The door to Professor Bryant's office stood open, allowing Alexa entrance into a small award-certificate and diploma-decorated reception area accented in soft earth tones. A woman with short, graying hair smiled up at her from a neat document-laden desk. A nameplate rested next to a bonsai tree, engraved Trish Thompson.

Her best professional smile in place, Alexa thrust her hand forward. "Alexa Westover with Simon Productions. We have an appointment with Professor Bryant."

Trish slowly stood as her jaw slid open. "Oh, I'm terribly sorry." She came around the desk. "Didn't you get my message?"

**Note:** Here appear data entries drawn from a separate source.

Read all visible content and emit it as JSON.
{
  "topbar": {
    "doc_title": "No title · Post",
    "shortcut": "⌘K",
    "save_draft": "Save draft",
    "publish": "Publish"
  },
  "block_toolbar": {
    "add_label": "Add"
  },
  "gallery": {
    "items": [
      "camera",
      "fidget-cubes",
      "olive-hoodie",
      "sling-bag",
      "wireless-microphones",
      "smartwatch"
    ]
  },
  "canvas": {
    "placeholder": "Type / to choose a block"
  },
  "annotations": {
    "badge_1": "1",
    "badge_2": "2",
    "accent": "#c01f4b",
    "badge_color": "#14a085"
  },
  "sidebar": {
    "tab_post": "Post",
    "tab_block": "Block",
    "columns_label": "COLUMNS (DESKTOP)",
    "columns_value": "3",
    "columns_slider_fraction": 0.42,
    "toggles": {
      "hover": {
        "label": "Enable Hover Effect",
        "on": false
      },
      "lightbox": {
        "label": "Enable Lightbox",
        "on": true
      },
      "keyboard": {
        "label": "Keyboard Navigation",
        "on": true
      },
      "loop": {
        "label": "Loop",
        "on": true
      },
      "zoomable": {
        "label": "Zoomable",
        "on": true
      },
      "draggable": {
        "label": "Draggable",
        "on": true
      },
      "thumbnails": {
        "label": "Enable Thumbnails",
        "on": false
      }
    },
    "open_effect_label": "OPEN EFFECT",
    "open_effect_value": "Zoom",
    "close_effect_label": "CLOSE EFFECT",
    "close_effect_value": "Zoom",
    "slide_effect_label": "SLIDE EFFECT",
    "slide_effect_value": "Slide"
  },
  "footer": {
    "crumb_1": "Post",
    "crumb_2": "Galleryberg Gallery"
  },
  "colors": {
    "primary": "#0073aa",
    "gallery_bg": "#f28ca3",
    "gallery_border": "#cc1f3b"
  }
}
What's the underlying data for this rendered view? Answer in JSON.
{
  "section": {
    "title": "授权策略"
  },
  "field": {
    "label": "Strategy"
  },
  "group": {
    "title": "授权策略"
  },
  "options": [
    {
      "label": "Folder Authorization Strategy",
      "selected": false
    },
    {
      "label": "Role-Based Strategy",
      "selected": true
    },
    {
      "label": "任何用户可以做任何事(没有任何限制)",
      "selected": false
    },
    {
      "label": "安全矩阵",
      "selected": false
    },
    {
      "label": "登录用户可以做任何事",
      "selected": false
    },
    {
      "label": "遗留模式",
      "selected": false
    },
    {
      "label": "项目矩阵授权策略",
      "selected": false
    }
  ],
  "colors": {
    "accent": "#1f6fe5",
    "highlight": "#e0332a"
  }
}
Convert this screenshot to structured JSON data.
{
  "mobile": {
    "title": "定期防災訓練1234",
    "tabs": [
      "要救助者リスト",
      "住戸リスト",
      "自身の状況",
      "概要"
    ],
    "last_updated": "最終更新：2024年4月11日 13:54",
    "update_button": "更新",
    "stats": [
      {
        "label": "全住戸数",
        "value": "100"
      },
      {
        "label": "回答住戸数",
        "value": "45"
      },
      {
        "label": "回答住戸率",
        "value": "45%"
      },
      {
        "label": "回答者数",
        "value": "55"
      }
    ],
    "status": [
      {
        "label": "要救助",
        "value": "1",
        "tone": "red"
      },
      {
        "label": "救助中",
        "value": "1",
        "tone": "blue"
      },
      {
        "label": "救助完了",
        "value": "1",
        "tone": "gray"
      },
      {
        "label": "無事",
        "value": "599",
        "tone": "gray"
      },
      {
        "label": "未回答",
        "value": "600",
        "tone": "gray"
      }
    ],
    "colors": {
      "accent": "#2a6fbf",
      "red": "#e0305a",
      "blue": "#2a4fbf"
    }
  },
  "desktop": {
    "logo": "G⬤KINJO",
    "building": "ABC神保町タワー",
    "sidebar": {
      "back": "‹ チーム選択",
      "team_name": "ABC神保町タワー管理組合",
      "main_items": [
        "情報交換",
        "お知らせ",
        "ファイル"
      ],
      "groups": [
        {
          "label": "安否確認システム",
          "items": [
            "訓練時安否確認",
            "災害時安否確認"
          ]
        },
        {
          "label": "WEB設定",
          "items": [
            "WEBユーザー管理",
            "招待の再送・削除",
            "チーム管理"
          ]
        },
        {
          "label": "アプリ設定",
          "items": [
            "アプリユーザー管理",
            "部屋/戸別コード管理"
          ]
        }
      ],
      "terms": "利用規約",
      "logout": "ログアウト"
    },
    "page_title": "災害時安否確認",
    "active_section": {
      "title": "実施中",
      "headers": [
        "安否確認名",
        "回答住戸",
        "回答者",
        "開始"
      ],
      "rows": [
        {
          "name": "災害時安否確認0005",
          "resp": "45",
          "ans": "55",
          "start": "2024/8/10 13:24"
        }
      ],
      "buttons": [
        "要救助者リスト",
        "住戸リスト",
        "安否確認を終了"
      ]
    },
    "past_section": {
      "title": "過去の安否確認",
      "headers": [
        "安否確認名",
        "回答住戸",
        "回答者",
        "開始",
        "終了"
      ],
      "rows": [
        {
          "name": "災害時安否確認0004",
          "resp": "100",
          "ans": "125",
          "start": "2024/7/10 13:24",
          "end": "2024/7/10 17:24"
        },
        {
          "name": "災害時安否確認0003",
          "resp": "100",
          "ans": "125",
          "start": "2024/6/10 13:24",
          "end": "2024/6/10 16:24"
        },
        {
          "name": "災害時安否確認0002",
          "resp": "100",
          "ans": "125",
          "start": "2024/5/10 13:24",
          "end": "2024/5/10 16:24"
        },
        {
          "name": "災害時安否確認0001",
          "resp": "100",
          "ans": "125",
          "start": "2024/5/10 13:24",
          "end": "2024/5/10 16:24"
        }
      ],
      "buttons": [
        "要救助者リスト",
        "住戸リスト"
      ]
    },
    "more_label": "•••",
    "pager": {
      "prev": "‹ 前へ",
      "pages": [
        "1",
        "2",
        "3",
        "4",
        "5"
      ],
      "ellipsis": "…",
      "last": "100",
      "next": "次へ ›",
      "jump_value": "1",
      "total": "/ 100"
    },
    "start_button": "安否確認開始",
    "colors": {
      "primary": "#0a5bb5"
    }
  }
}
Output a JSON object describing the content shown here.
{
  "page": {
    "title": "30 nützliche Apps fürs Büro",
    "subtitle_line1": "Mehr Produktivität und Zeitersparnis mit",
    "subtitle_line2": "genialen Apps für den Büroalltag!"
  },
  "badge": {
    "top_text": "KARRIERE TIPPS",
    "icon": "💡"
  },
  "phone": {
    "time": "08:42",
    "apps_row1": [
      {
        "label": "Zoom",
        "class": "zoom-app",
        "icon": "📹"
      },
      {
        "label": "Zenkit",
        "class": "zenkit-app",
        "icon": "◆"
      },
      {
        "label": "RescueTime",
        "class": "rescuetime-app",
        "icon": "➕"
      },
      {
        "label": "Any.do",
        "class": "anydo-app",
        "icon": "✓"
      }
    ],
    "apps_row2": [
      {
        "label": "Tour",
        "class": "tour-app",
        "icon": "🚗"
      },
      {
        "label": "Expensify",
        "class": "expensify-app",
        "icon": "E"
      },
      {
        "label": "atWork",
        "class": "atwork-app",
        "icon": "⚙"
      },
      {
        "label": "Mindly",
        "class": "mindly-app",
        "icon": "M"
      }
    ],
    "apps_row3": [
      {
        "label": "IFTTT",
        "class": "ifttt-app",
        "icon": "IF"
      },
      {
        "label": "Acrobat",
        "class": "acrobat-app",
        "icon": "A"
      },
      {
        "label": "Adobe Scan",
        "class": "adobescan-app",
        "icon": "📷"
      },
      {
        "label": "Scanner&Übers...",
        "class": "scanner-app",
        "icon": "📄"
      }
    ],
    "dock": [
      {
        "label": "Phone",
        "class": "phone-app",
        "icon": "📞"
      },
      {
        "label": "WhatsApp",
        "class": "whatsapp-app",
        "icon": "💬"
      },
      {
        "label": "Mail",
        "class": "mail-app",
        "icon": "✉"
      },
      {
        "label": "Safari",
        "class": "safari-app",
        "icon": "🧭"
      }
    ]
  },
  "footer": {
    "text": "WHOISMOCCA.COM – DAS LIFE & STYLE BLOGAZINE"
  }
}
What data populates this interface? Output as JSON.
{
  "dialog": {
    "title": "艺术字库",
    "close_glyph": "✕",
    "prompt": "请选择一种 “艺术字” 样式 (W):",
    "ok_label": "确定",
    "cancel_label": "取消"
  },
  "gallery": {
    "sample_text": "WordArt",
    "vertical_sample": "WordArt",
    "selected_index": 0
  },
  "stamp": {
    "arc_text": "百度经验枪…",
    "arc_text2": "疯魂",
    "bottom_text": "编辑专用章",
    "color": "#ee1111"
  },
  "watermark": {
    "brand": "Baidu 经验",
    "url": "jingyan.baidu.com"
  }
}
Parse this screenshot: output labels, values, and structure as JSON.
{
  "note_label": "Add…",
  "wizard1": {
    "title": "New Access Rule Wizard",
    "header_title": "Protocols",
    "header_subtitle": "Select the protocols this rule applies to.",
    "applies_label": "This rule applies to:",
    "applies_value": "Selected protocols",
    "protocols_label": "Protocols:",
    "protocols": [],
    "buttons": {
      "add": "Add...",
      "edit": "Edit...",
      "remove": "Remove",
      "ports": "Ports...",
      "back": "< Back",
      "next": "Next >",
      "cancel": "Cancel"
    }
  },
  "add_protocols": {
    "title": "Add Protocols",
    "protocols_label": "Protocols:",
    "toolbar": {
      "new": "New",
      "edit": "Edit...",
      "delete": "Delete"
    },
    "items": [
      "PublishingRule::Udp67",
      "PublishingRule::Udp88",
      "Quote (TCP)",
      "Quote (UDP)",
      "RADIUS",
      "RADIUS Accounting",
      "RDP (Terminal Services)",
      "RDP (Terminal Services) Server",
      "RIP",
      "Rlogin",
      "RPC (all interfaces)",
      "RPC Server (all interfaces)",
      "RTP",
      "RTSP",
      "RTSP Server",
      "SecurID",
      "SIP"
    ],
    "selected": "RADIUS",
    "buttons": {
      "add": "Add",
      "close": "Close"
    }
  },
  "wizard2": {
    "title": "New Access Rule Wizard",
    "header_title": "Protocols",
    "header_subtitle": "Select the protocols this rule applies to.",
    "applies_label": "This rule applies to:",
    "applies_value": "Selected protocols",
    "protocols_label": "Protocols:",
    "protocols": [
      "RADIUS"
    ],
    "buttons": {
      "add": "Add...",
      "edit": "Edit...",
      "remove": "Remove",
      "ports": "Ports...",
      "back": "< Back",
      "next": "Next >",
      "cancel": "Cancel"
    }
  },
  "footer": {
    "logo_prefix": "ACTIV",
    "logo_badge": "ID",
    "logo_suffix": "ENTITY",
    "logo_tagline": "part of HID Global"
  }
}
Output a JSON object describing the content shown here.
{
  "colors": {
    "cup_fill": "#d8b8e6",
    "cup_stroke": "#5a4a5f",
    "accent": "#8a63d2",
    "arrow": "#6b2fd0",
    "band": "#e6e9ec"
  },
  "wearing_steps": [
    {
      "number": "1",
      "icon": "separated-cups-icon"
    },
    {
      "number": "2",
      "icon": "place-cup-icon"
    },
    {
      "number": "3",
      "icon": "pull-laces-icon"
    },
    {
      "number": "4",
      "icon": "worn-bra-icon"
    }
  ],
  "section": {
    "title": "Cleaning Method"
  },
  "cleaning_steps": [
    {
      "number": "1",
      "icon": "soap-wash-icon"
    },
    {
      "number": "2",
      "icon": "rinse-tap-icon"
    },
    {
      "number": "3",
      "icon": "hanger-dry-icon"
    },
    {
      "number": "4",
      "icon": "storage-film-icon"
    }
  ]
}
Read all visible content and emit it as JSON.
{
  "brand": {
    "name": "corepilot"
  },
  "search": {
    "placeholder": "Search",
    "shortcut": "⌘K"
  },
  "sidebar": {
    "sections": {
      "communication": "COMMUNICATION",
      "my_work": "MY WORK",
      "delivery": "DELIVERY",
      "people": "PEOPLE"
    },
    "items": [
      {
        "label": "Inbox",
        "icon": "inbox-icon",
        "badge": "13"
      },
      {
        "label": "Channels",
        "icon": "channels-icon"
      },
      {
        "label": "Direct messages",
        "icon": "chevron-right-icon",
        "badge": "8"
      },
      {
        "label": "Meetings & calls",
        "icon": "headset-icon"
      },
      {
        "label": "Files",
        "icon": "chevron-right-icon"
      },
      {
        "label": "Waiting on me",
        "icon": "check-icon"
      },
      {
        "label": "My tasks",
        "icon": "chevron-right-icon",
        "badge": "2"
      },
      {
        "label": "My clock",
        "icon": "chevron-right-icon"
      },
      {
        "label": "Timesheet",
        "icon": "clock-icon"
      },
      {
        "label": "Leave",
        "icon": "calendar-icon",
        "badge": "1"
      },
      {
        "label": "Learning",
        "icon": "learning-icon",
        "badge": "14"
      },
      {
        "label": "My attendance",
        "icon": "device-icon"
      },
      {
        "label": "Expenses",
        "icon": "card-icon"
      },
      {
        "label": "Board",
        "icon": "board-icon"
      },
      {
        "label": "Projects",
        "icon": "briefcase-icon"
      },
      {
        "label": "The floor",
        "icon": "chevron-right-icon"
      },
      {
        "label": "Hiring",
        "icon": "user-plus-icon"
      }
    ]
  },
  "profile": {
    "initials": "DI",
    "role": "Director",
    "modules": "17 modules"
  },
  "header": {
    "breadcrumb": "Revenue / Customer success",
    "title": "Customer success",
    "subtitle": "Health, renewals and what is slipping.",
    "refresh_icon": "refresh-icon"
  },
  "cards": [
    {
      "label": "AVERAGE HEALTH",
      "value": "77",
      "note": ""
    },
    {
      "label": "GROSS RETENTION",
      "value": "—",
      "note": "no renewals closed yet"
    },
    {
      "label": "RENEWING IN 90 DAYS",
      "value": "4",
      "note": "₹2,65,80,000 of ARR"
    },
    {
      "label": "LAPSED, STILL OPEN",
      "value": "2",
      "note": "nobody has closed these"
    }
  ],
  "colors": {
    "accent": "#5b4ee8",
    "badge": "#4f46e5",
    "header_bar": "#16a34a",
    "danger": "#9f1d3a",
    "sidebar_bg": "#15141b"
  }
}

The monarchs in Alexa's stomach dive-bombed. "Message?" she asked and waited—her hopes tied up in the receptionist's answer.

"Professor Bryant was in a car accident this morning and is in the hospital. I hoped to catch you before you left, but I must have missed you. Still, your office should have informed you at some point. I'm sorry for your trouble."

Distress battled with compassion. "I'm sorry to hear that. I hope he's going to be all right."

Alexa waited for Trish's response, counting on a hopeful outcome.

"Thank you for your sympathies. I'll be sure to let him know."

"Could we see him and let him know in person?" Alexa cringed at the way her question sounded. Was she overstepping?

"I'm afraid that wouldn't be possible." Trish eased forward and edged her hand under Alexa's elbow, slowly escorting her to the door. "He won't be available for quite some time."

With quick efficiency, Alexa removed her elbow from Trish's grip. "Isn't there anyone else we can see while we're here? This documentary is time-sensitive and very important."

Trish seemed to consider her request but said nothing.

"Please, we've come a long way."

"There is someone who might be able to help." Trish scribbled on a piece of paper and handed it to Alexa. "But, I'll give you fair warning. He won't be easy to find, nor will it be easy to garner his cooperation."

Alexa glanced at the paper. Graeme Hawthorne. "No phone number?"

"I don't have his number, and if I did, I'm sure it wouldn't do you any good."

What did she mean by that? "Then how do I find him?"

"He's conducting his research in the coastal redwoods near Jedediah Smith State Park. Find a place to hang out with the locals. He'll turn up sooner or later."

"That's very. . ." Strange.

Trish merely shrugged and mouthed a voiceless `I know' as though she'd heard Alexa's thoughts.


Graeme Hawthorne took aim with his high powered compound bow and shot the fishing-line-threaded arrow. The projectile soared toward the canopy and lobbed over one of the lower branches almost twenty-five feet high.

The call from a local naturalist came early this morning, informing Graeme there might be a tree taller than Hyperion, the redwood tree believed to be the world's tallest living thing at just over three hundred seventy-nine feet.

Seventy feet taller than the Statue of Liberty.

Climbing the towering evergreen and dropping a tape measure was the only way to be sure. After a five mile hike in search of the tree while wearing his pack heavy with climbing equipment, Graeme refocused his energy. He still had an hour and a half or more of ascending the trunk to reach the crown, or the top of the tree. He tied a nylon cord to the fishing line and dragged it over the branch, then did the same thing with the main rope he would use to climb.

In becoming a forest canopy scientist, he'd learned his tree-climbing skills from the best climbers at Humboldt University. More than three hundred feet of rope hanging in a u-shape over the branch, Graeme assembled his gear, which included a safety harness, a helmet, and soft-soled boots, and hoisted himself up the tree using a complex assembly of rope and carabiners.

Sequoia sempervirens. Latin for forever living.